The commission met for the first time this week to begin its work of finding clear, enforceable definitions for the cap, a job that they must finish with a report to the legislature by the end of this year.
Commission co-chairs are William Cibes Jr., state budget director under Governor Weicker; and former state representative and Finance Committee chair Pat Widlitz.
There have always been some budgetary exceptions from the cap, such as debt payments and spending necessary to comply with court orders.
But over the last few years more and more expenses have been shifted and deemed exempt from the cap by generous interpretations of cap-exempt expenditures.
At the commission’s first meeting, State Senator Joan Hartley (D-Waterbury) said the spending cap has been a grounding premise of the budget and the commission must honor the 1992 vote and finish the process that wasn’t completed.
Over the last few years more and more expenses were exempted from the cap by generous interpretations of cap-exempt expenditures.
"If we’re truly going to fulfill the mandate of the voters who amended our state Constitution, this effort needs to be about defining and implementing this important spending control—rather than finding ways to avoid it.”

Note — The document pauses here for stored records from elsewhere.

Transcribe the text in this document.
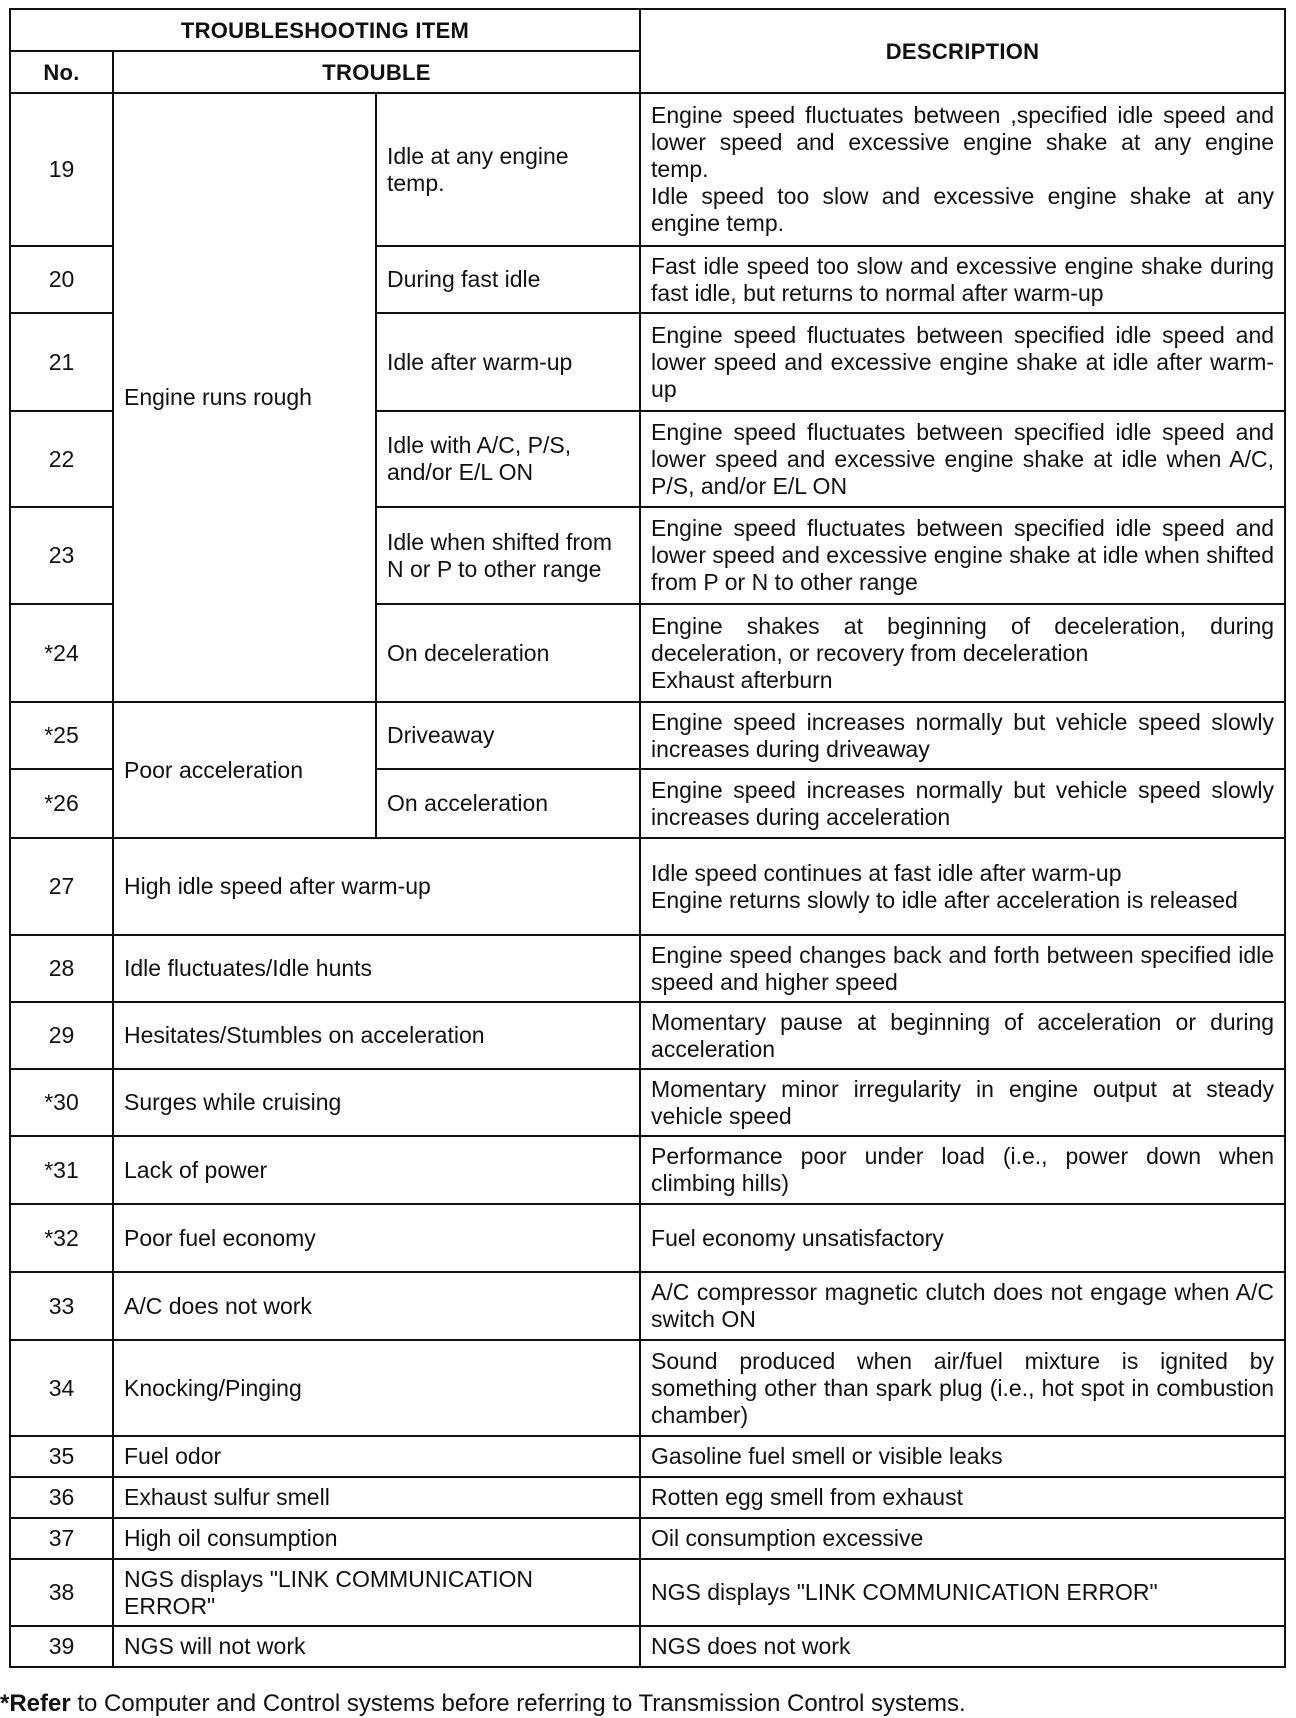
TROUBLESHOOTING ITEM			DESCRIPTION
No.	TROUBLE		
19	Engine runs rough	Idle at any engine temp.	Engine speed fluctuates between ,specified idle speed and lower speed and excessive engine shake at any engine temp.
Idle speed too slow and excessive engine shake at any engine temp.

20		During fast idle	Fast idle speed too slow and excessive engine shake during fast idle, but returns to normal after warm-up
21		Idle after warm-up	Engine speed fluctuates between specified idle speed and lower speed and excessive engine shake at idle after warm-up
22		Idle with A/C, P/S, and/or E/L ON	Engine speed fluctuates between specified idle speed and lower speed and excessive engine shake at idle when A/C, P/S, and/or E/L ON
23		Idle when shifted from N or P to other range	Engine speed fluctuates between specified idle speed and lower speed and excessive engine shake at idle when shifted from P or N to other range
*24		On deceleration	Engine shakes at beginning of deceleration, during deceleration, or recovery from deceleration
Exhaust afterburn

*25	Poor acceleration	Driveaway	Engine speed increases normally but vehicle speed slowly increases during driveaway
*26		On acceleration	Engine speed increases normally but vehicle speed slowly increases during acceleration
27	High idle speed after warm-up		Idle speed continues at fast idle after warm-up
Engine returns slowly to idle after acceleration is released

28	Idle fluctuates/Idle hunts		Engine speed changes back and forth between specified idle speed and higher speed
29	Hesitates/Stumbles on acceleration		Momentary pause at beginning of acceleration or during acceleration
*30	Surges while cruising		Momentary minor irregularity in engine output at steady vehicle speed
*31	Lack of power		Performance poor under load (i.e., power down when climbing hills)
*32	Poor fuel economy		Fuel economy unsatisfactory
33	A/C does not work		A/C compressor magnetic clutch does not engage when A/C switch ON
34	Knocking/Pinging		Sound produced when air/fuel mixture is ignited by something other than spark plug (i.e., hot spot in combustion chamber)
35	Fuel odor		Gasoline fuel smell or visible leaks
36	Exhaust sulfur smell		Rotten egg smell from exhaust
37	High oil consumption		Oil consumption excessive
38	NGS displays "LINK COMMUNICATION ERROR"		NGS displays "LINK COMMUNICATION ERROR"
39	NGS will not work		NGS does not work
*Refer to Computer and Control systems before referring to Transmission Control systems.
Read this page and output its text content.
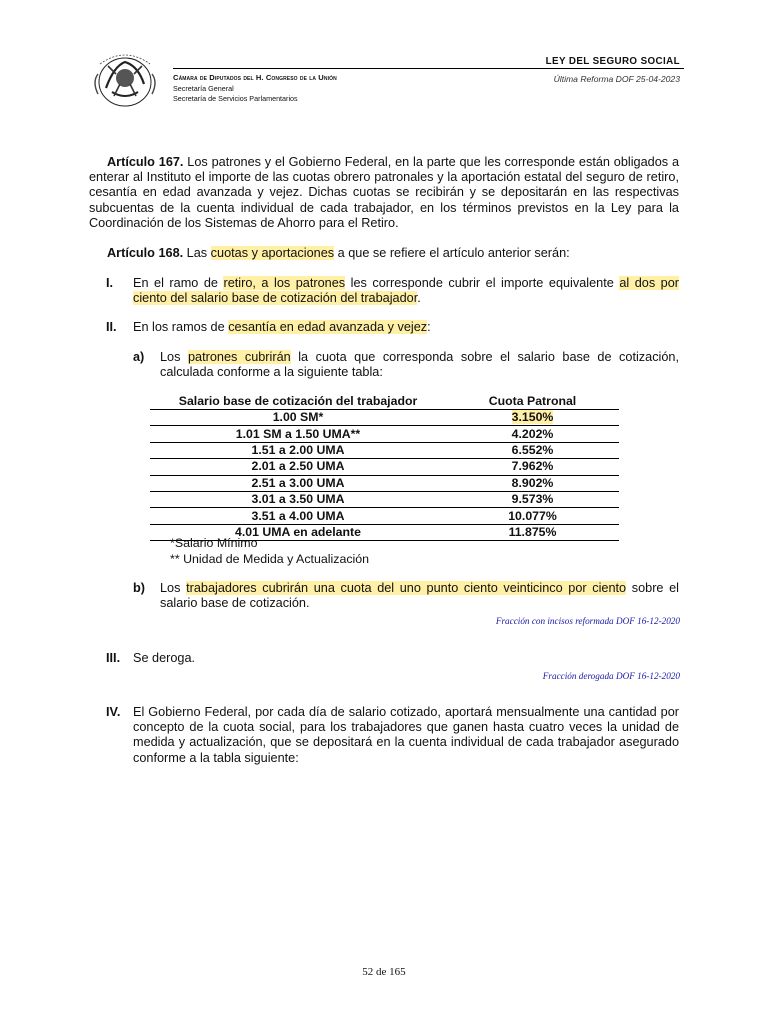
LEY DEL SEGURO SOCIAL
Cámara de Diputados del H. Congreso de la Unión
Secretaría General
Secretaría de Servicios Parlamentarios
Última Reforma DOF 25-04-2023
Artículo 167. Los patrones y el Gobierno Federal, en la parte que les corresponde están obligados a enterar al Instituto el importe de las cuotas obrero patronales y la aportación estatal del seguro de retiro, cesantía en edad avanzada y vejez. Dichas cuotas se recibirán y se depositarán en las respectivas subcuentas de la cuenta individual de cada trabajador, en los términos previstos en la Ley para la Coordinación de los Sistemas de Ahorro para el Retiro.
Artículo 168. Las cuotas y aportaciones a que se refiere el artículo anterior serán:
I. En el ramo de retiro, a los patrones les corresponde cubrir el importe equivalente al dos por ciento del salario base de cotización del trabajador.
II. En los ramos de cesantía en edad avanzada y vejez:
a) Los patrones cubrirán la cuota que corresponda sobre el salario base de cotización, calculada conforme a la siguiente tabla:
Salario base de cotización del trabajador	Cuota Patronal
1.00 SM*	3.150%
1.01 SM a 1.50 UMA**	4.202%
1.51 a 2.00 UMA	6.552%
2.01 a 2.50 UMA	7.962%
2.51 a 3.00 UMA	8.902%
3.01 a 3.50 UMA	9.573%
3.51 a 4.00 UMA	10.077%
4.01 UMA en adelante	11.875%
*Salario Mínimo
** Unidad de Medida y Actualización
b) Los trabajadores cubrirán una cuota del uno punto ciento veinticinco por ciento sobre el salario base de cotización.
Fracción con incisos reformada DOF 16-12-2020
III. Se deroga.
Fracción derogada DOF 16-12-2020
IV. El Gobierno Federal, por cada día de salario cotizado, aportará mensualmente una cantidad por concepto de la cuota social, para los trabajadores que ganen hasta cuatro veces la unidad de medida y actualización, que se depositará en la cuenta individual de cada trabajador asegurado conforme a la tabla siguiente:
52 de 165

Rep. Jonathan Steinberg (D-Westport) said policymakers have to find a way to avoid the politics of deviating from the cap. Connecticut, he said, needs a cap for the long term, something that’s consistent and constant.
According to Rep. Melissa Ziobron (R-East Haddam), recent maneuvers to move things out from under the spending cap are “startling,” and equated it to pretending that you don’t have a mortgage--just remove it from your household budget.
She said she would have preferred to have something in place before the 2016 election to hold people accountable but she was looking forward to rolling up her sleeves because Connecticut’s taxpayers deserve it.
It was suggested that the commission look at the best practices of other states-- such as tying the cap to wage growth, which would actually indicate how much the state could spend.
Yet co-chair Cibes said it would be difficult to put back everything in the budget that has been deemed off budget.
The next meetings of the commission will be April 18, a public hearing on April 25, and a meeting on May 9.